Buyers receive images of their message in a shell. For a higher price, the charity also offers videos as the carcass is thrown – “to show your friends or post on social media,” Mr. Sokolenko.

On the site, users can choose a weapon, write a message and then proceed to purchase. Prices range from $150 for a message on a shell to $3,000 written on the side of a tank turret.

The site says the charity has given more than 200 permanent markers to soldiers, who offered to write on the weapons and photograph the result in exchange for the cars, drones or optical equipment the charity has bought across Europe with the benefits. Mr. Sokolenko said the charity had many contacts with the military and had reached soldiers through word of mouth.

A spokeswoman for Ukraine’s defense ministry did not respond to a request for comment.

For some people, buying a message is a way to help the Ukrainian military and feel directly involved in the war effort. For others, it is an opportunity to express their anger against Russia.

Mr. Sokolenko described the process as an informal form of support for military platoons.

“It’s not very official, not very allowed,” said Mr. Sokolenko. “But they need to because we can give them things that our government can’t give them right now.”

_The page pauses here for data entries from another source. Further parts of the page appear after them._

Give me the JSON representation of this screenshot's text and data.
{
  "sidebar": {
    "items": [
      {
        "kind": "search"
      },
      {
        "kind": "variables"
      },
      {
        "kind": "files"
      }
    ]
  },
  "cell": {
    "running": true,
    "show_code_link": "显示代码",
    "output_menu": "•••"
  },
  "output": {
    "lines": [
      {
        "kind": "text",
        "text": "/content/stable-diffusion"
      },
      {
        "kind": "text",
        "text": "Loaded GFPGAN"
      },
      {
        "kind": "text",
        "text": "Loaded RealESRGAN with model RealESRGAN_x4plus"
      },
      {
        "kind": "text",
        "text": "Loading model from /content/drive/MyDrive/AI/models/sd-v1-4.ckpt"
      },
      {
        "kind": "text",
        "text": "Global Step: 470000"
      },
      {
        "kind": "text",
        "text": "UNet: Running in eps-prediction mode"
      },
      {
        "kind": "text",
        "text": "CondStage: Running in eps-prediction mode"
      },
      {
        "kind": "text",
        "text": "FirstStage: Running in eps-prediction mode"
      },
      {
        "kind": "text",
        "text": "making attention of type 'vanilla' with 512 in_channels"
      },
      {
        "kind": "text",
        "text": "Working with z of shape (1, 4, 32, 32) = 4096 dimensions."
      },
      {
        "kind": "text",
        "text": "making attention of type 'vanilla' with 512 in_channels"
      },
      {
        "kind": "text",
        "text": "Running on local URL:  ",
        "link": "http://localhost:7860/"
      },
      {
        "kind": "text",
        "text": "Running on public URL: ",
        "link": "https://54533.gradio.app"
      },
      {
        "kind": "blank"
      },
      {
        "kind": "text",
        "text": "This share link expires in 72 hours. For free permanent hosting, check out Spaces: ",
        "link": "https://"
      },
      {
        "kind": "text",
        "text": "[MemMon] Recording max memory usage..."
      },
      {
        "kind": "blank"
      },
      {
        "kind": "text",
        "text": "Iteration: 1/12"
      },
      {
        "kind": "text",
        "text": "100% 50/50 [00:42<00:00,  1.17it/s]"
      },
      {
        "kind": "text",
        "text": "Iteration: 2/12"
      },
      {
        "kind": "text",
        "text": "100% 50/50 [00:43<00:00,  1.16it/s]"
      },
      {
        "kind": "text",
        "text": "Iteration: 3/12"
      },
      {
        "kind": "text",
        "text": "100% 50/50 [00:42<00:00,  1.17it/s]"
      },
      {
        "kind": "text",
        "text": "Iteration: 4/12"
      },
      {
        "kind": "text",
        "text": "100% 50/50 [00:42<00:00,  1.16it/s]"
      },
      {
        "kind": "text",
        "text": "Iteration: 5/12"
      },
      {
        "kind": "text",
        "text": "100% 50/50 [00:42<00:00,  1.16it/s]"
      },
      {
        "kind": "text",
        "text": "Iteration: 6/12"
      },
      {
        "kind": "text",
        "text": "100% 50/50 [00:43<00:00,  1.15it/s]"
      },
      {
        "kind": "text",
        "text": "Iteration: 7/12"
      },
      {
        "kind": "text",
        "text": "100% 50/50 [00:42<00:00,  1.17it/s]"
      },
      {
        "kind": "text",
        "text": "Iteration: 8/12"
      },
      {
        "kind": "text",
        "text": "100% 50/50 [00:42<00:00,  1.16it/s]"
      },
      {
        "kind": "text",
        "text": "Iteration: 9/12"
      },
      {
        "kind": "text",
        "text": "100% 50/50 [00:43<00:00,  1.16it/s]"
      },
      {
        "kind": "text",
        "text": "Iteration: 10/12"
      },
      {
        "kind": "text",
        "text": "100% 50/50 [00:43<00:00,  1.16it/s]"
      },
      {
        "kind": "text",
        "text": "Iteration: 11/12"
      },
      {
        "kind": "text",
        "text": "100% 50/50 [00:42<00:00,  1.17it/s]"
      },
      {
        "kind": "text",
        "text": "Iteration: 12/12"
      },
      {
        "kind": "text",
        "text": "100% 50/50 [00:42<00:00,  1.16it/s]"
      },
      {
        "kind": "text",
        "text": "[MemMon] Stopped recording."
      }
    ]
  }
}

Cristina Repetti, 32, who lives in Chicago, said she was shocked by the attack by President Vladimir V. Putin of Russia and had commissioned several shell messages for friends and family.

He expressed some discomfort with the idea that weapons could be used to kill soldiers who might be at war against their will, but his desire to help Ukraine was greater. “I can’t just sit there and do nothing”

In a shell, she commissioned the message “I love you Vinny”, hoping to get her boyfriend back.


“He likes dark romantic stuff,” she said. “And I thought putting our love in a shell that will hit a Russian tank would really make an impression.”